Continental shelf seas are extremely important because of the high levels of primary productivity that they sustain and their ability to absorb and sequester atmospheric gases including climatically important greenhouse gases. The key physical aspect of shelf seas that enables them to do so is the vertical density stratification, established throughout spring and summer when the stabilizing influence of solar radiation, or fresh water from land drainage, overcomes the destabilizing influence of turbulent mixing. In several places around the UK, such as the Irish Sea, well-established fronts form between stratified and vertically well-mixed water due to the well-understood dominant effect of friction generated at the sea bed by strong tidal currents whose influence extends throughout the water column when the depth is shallow enough. Throughout large parts of UK coastal waters, however, tidal mixing is less dominant compared to other mixing processes such as those due to surface waves, cooling and wind stress. In these regions, the competition between turbulent mixing and restratification is more delicately poised. The resulting ephemeral fronts are transient in space and intermittent in time, with important consequences for biophysical interactions such as predator foraging.

Projects

Assessing the Sensitivity of Marginally Stratified Shelf Seas Within a Changing Climate, Natural Environment Research Council (2011-2014)

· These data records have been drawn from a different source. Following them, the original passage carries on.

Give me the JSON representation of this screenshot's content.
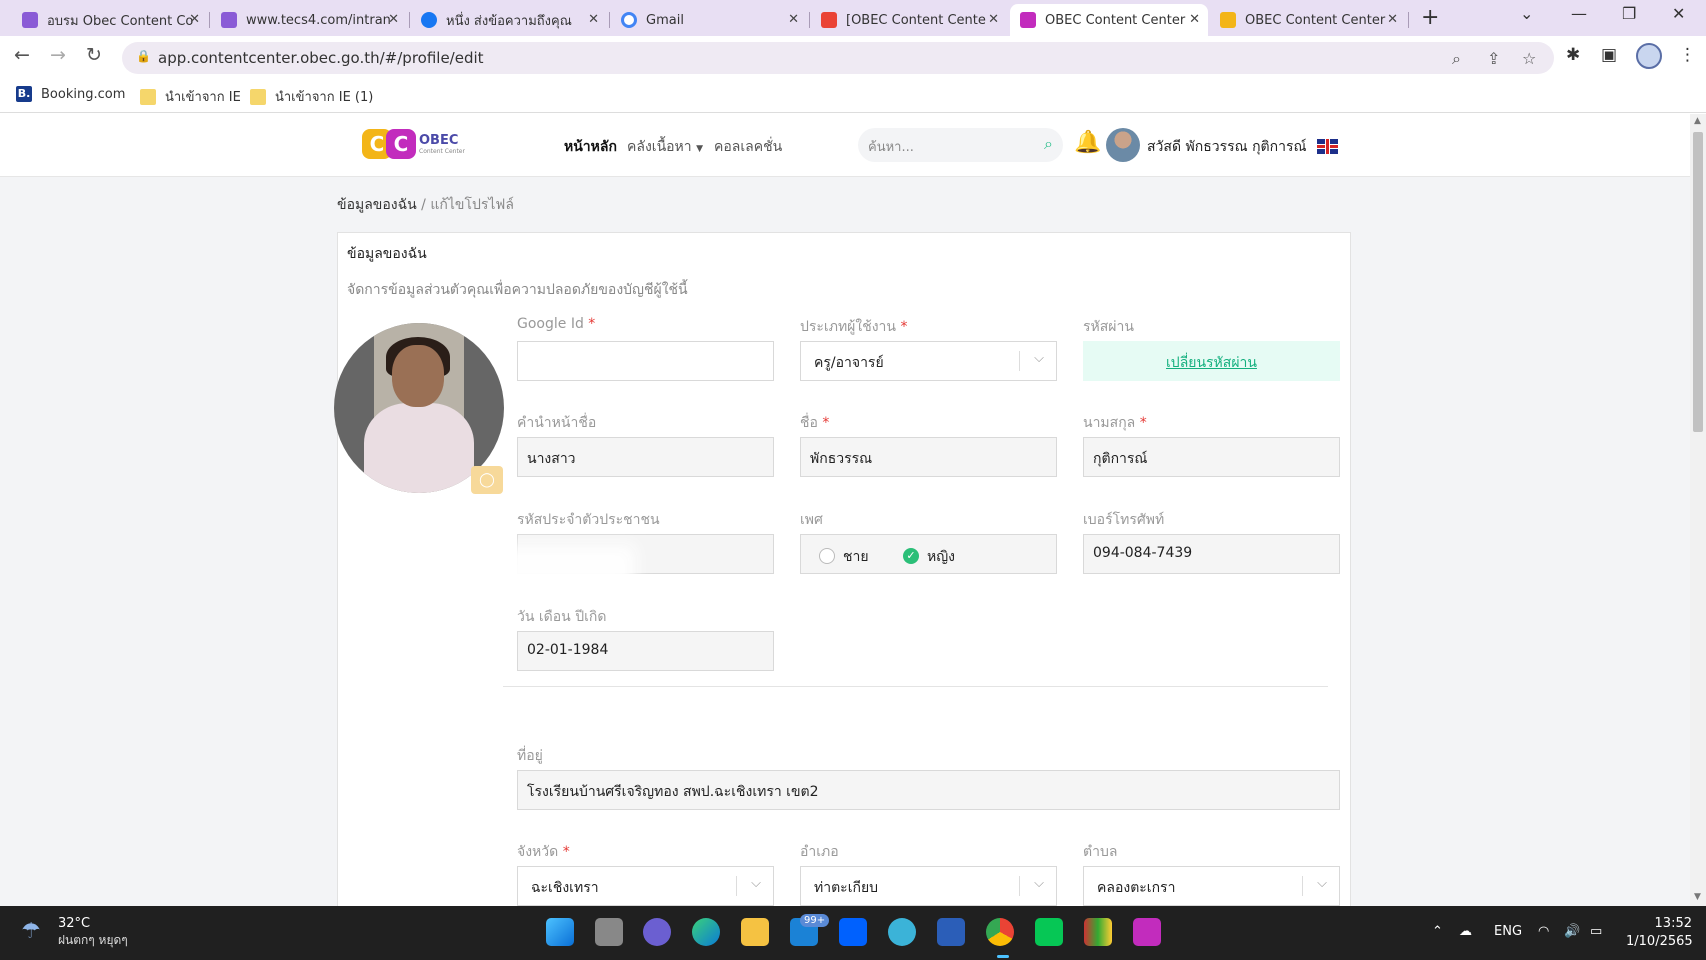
{
  "browser": {
    "tabs": [
      {
        "title": "อบรม Obec Content Co",
        "active": false,
        "favicon_color": "#8a5bd6"
      },
      {
        "title": "www.tecs4.com/intran",
        "active": false,
        "favicon_color": "#8a5bd6"
      },
      {
        "title": "หนึ่ง ส่งข้อความถึงคุณ",
        "active": false,
        "favicon_color": "#1877f2"
      },
      {
        "title": "Gmail",
        "active": false,
        "favicon_color": "#ea4335"
      },
      {
        "title": "[OBEC Content Cente",
        "active": false,
        "favicon_color": "#ea4335"
      },
      {
        "title": "OBEC Content Center",
        "active": true,
        "favicon_color": "#c22cbd"
      },
      {
        "title": "OBEC Content Center",
        "active": false,
        "favicon_color": "#f3b518"
      }
    ],
    "url": "app.contentcenter.obec.go.th/#/profile/edit",
    "bookmarks": [
      {
        "label": "Booking.com",
        "icon": "booking-icon"
      },
      {
        "label": "นำเข้าจาก IE",
        "icon": "folder-icon"
      },
      {
        "label": "นำเข้าจาก IE (1)",
        "icon": "folder-icon"
      }
    ]
  },
  "site": {
    "logo_text": "OBEC",
    "logo_sub": "Content Center",
    "nav": [
      {
        "label": "หน้าหลัก",
        "active": true
      },
      {
        "label": "คลังเนื้อหา",
        "active": false,
        "dropdown": true
      },
      {
        "label": "คอลเลคชั่น",
        "active": false
      }
    ],
    "search_placeholder": "ค้นหา...",
    "greeting": "สวัสดี พักธวรรณ กุติการณ์",
    "accent": "#2bbf78"
  },
  "breadcrumb": {
    "root": "ข้อมูลของฉัน",
    "sep": " / ",
    "current": "แก้ไขโปรไฟล์"
  },
  "profile": {
    "title": "ข้อมูลของฉัน",
    "description": "จัดการข้อมูลส่วนตัวคุณเพื่อความปลอดภัยของบัญชีผู้ใช้นี้",
    "google_id": {
      "label": "Google Id",
      "value": ""
    },
    "user_type": {
      "label": "ประเภทผู้ใช้งาน",
      "value": "ครู/อาจารย์"
    },
    "password": {
      "label": "รหัสผ่าน",
      "button": "เปลี่ยนรหัสผ่าน"
    },
    "prefix": {
      "label": "คำนำหน้าชื่อ",
      "value": "นางสาว"
    },
    "first_name": {
      "label": "ชื่อ",
      "value": "พักธวรรณ"
    },
    "last_name": {
      "label": "นามสกุล",
      "value": "กุติการณ์"
    },
    "citizen_id": {
      "label": "รหัสประจำตัวประชาชน",
      "value": ""
    },
    "gender": {
      "label": "เพศ",
      "options": [
        "ชาย",
        "หญิง"
      ],
      "selected": "หญิง"
    },
    "phone": {
      "label": "เบอร์โทรศัพท์",
      "value": "094-084-7439"
    },
    "birthdate": {
      "label": "วัน เดือน ปีเกิด",
      "value": "02-01-1984"
    },
    "address": {
      "label": "ที่อยู่",
      "value": "โรงเรียนบ้านศรีเจริญทอง สพป.ฉะเชิงเทรา เขต2"
    },
    "province": {
      "label": "จังหวัด",
      "value": "ฉะเชิงเทรา"
    },
    "district": {
      "label": "อำเภอ",
      "value": "ท่าตะเกียบ"
    },
    "subdistrict": {
      "label": "ตำบล",
      "value": "คลองตะเกรา"
    },
    "required_mark": "*"
  },
  "taskbar": {
    "temp": "32°C",
    "weather": "ฝนตกๆ หยุดๆ",
    "mail_badge": "99+",
    "lang": "ENG",
    "time": "13:52",
    "date": "1/10/2565"
  }
}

To study the problem of which mixing processes dominate at these transient shelf sea fronts, we undertook extensive fieldwork at the Wave Hub site in the southern Celtic Sea during 2012. 

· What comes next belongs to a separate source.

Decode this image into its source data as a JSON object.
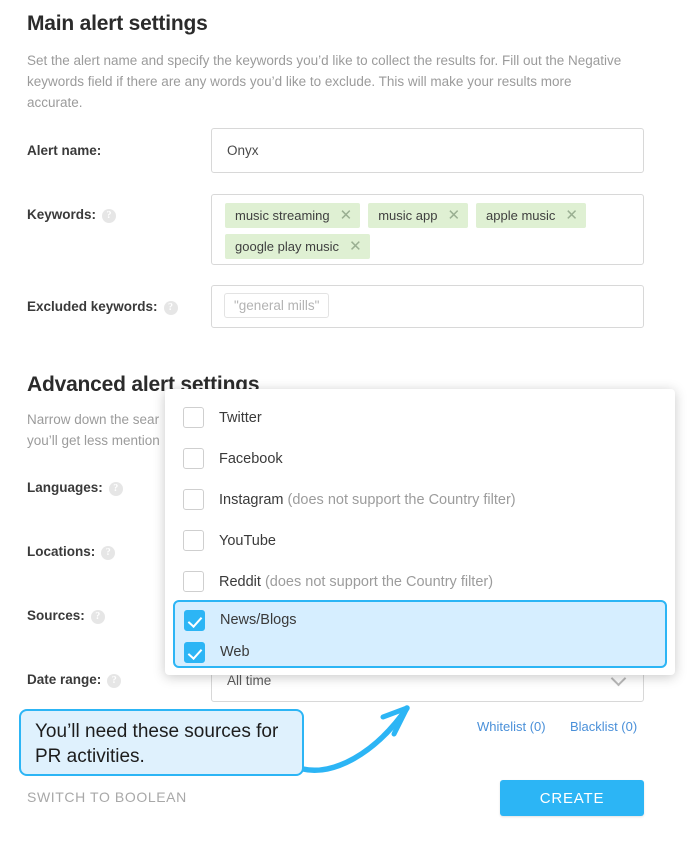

Using the Plymouth University research vessel, the Falcon Spirit (Figure 1), we measured a range of parameters using ship-based and moored instrumentation, with additional support from remote sensing platforms, throughout two, 2-week periods during April and August.

Notable highlights include the continuous measurement of turbulence and related water properties throughout 8 full tidal cycles (Figure 2). The substantial dataset acquired during the fieldwork is currently being worked up with results expected during early 2014 but preliminary observations indicate a significant role played by surface wave-induced mixing.

Figure 1: Recovery of the thermistor string during August 2012 fieldwork at the frontal system in the southern Celtic Sea. In the foreground is the acoustic Doppler current profiler that had been deployed on the sea bed for the two week period for which the RV Falcon Spirit was based in St. Ives before it was redeployed for a further 4 months.

Figure 2: (from top) Dissipation rate of turbulent kinetic energy (ε), buoyancy frequency squared (N2), temperature (°C) and density (σt) throughout the neap tide at the station located approximately 20 km off the north Cornwall coast. During August 2012 the settled conditions enabled strong near surface stratification to evolve. Following the tidal cycle depicted in the figure however, a strong storm passed though the study site and weakened the stratification due to the combined impact of wind, wave and convective mixing. Importantly, this resulted in the front moving offshore as vertically mixed water (in which the stratification had been eroded by the storm) extended into deeper water.